DÜDELINGEN
PATRICK WELTER

Rettungswesen: kasernierter Bereitschaftsdienst rund um die Uhr in Düdelingen

Der Fortschritt schläft und das ist dieses Mal gut so. Im Vorgriff auf die zwar praktisch laufende, aber gesetzlich immer noch nicht abgesegnete, Reform des Rettungswesens gibt es jetzt im Einsatzzentrum Düdelingen ein Pilotprojekt für einen „kasernierten Bereitschaftsdienst“. Der Begriff klingt sehr martialisch, aber de facto bedeutet er nur, dass Rettungskräfte, insbesondere die freiwilligen Rettungshelfer, ihren Bereitschaftsdienst in der Rettungswache ableisten und dort auch schlafen können. Bisher wurden freiwillige Ambulanzhelfer per Piepser zu Hause alarmiert und mussten dann erst zur Rettungswache kommen.
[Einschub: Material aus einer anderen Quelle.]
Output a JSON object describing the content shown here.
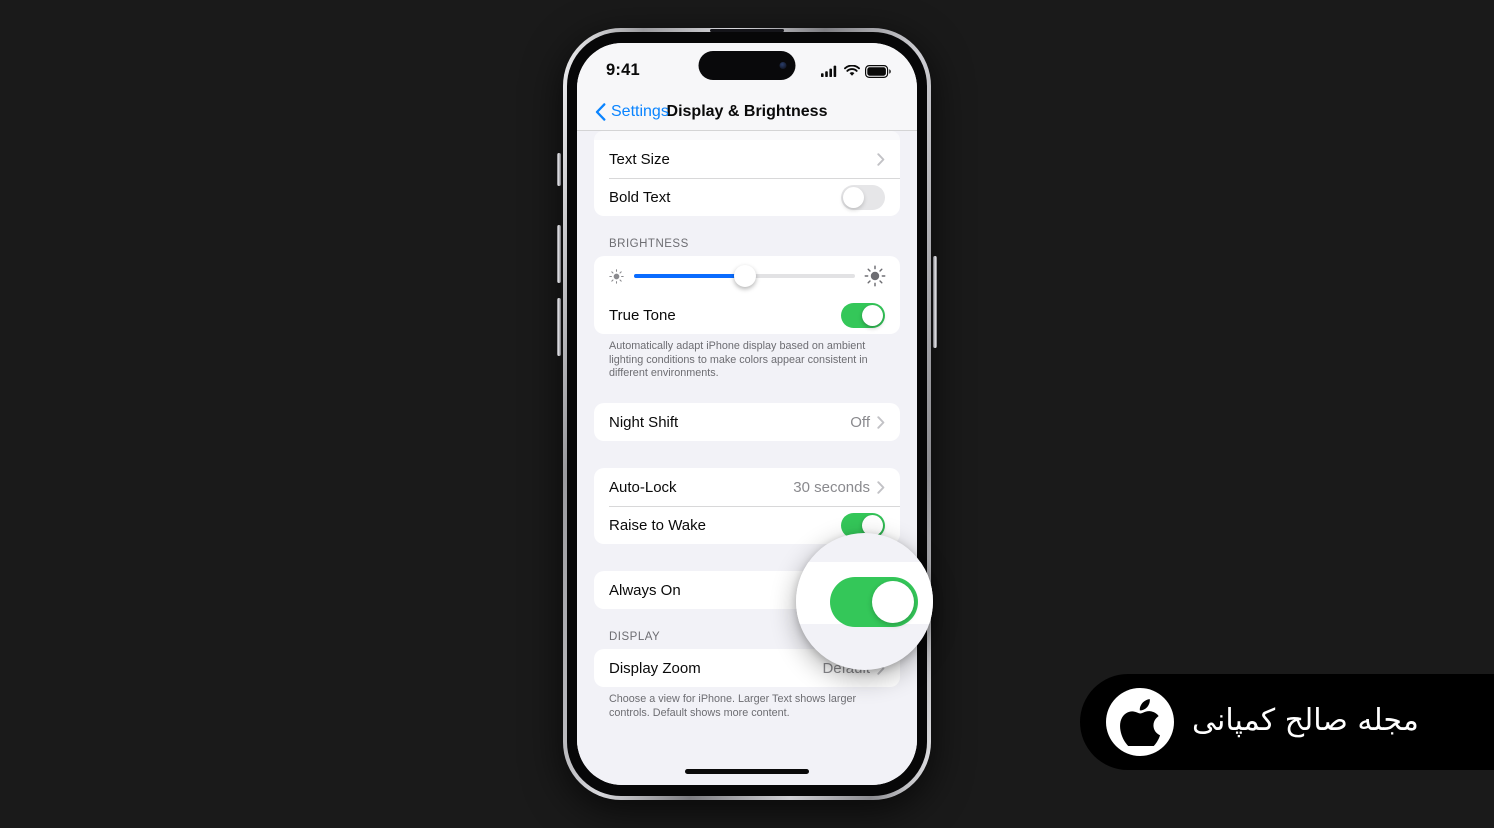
{
  "background_color": "#1a1a1a",
  "device": {
    "name": "iphone-15-pro",
    "buttons": [
      "action-button",
      "volume-up-button",
      "volume-down-button",
      "power-button"
    ]
  },
  "status_bar": {
    "time": "9:41",
    "icons": [
      "cellular-signal-icon",
      "wifi-icon",
      "battery-icon"
    ],
    "dynamic_island": "dynamic-island"
  },
  "nav_bar": {
    "back_label": "Settings",
    "title": "Display & Brightness",
    "back_icon": "chevron-left-icon",
    "tint_color": "#0a84ff"
  },
  "colors": {
    "green_on": "#34c759",
    "toggle_off": "#e6e6e8",
    "slider_fill": "#0a6cff",
    "group_background": "#ffffff",
    "page_background": "#f2f2f7"
  },
  "sections": [
    {
      "header": "",
      "rows": [
        {
          "label": "Text Size",
          "value": "",
          "control": "chevron"
        },
        {
          "label": "Bold Text",
          "value": "",
          "control": "toggle-off"
        }
      ],
      "footnote": ""
    },
    {
      "header": "BRIGHTNESS",
      "slider": {
        "name": "brightness-slider",
        "value_percent": 50,
        "min_icon": "sun-small-icon",
        "max_icon": "sun-large-icon"
      },
      "rows": [
        {
          "label": "True Tone",
          "value": "",
          "control": "toggle-on"
        }
      ],
      "footnote": "Automatically adapt iPhone display based on ambient lighting conditions to make colors appear consistent in different environments."
    },
    {
      "header": "",
      "rows": [
        {
          "label": "Night Shift",
          "value": "Off",
          "control": "chevron"
        }
      ],
      "footnote": ""
    },
    {
      "header": "",
      "rows": [
        {
          "label": "Auto-Lock",
          "value": "30 seconds",
          "control": "chevron"
        },
        {
          "label": "Raise to Wake",
          "value": "",
          "control": "toggle-on"
        }
      ],
      "footnote": ""
    },
    {
      "header": "",
      "rows": [
        {
          "label": "Always On",
          "value": "",
          "control": "toggle-on"
        }
      ],
      "footnote": ""
    },
    {
      "header": "DISPLAY",
      "rows": [
        {
          "label": "Display Zoom",
          "value": "Default",
          "control": "chevron"
        }
      ],
      "footnote": "Choose a view for iPhone. Larger Text shows larger controls. Default shows more content."
    }
  ],
  "magnifier": {
    "name": "magnifier-callout",
    "highlights": "always-on-toggle",
    "state": "on"
  },
  "watermark": {
    "text": "مجله صالح کمپانی",
    "logo": "apple-logo-icon"
  }
}
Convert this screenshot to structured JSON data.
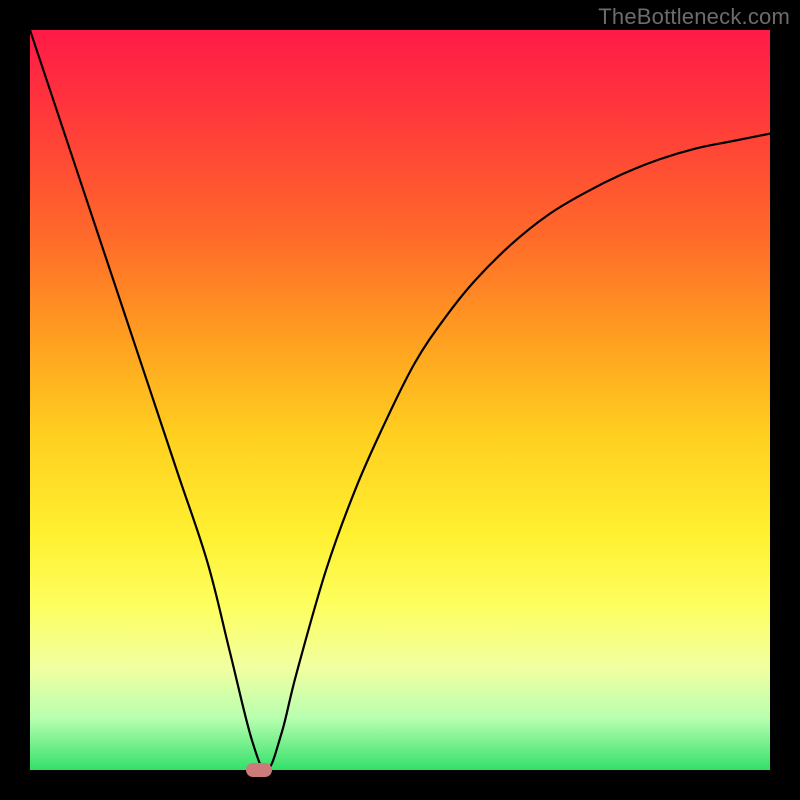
{
  "watermark": "TheBottleneck.com",
  "chart_data": {
    "type": "line",
    "title": "",
    "xlabel": "",
    "ylabel": "",
    "xlim": [
      0,
      100
    ],
    "ylim": [
      0,
      100
    ],
    "background_gradient": {
      "top": "#ff1a48",
      "mid": "#ffd020",
      "bottom": "#33e06a"
    },
    "series": [
      {
        "name": "curve",
        "type": "line",
        "color": "#000000",
        "x": [
          0,
          4,
          8,
          12,
          16,
          20,
          24,
          27,
          30,
          32,
          34,
          36,
          40,
          44,
          48,
          52,
          56,
          60,
          65,
          70,
          75,
          80,
          85,
          90,
          95,
          100
        ],
        "y": [
          100,
          88,
          76,
          64,
          52,
          40,
          28,
          16,
          4,
          0,
          5,
          13,
          27,
          38,
          47,
          55,
          61,
          66,
          71,
          75,
          78,
          80.5,
          82.5,
          84,
          85,
          86
        ]
      }
    ],
    "marker": {
      "x": 31,
      "y": 0,
      "color": "#cc7a7a"
    },
    "grid": false,
    "legend": false
  }
}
Der Zeitverlust war erheblich.

Verkürzte Einsatzzeiten

Mit dem neuen System wird das Ausrücken eines ersten Rettungswagens innerhalb von zwei Minuten nach der Alarmierung möglich. Das Fernziel sieht vor, neben der Ambulanz auch einen voll besetzten Feuerwehrwagen innerhalb von zwei Minuten auf die Straße zu bringen. Das Pilotprojekt, das in Düdelingen schon seit dem 15. Februar läuft, beschränkt sich aber zunächst auf die Ambulanzwagen. Demnächst folgen noch die Rettungszentren von Esch/Alzette und von Ettelbrück mit einem eigenen „kasernierten Bereitschaftsdienst“. Die Erprobungsphase soll zunächst vier Monate dauern.

Das neue System verkürzt nicht nur die Einsatzzeiten, auch verhilft es den Freiwilligen zu einer besseren Planung. Um die Kräfte vor Ort nicht zu überlasten, arbeiten für das rund um die Uhr besetzte Einsatzzentrum Düdelingen die Korps von Düdelingen, Bettemburg und Kayl zusammen.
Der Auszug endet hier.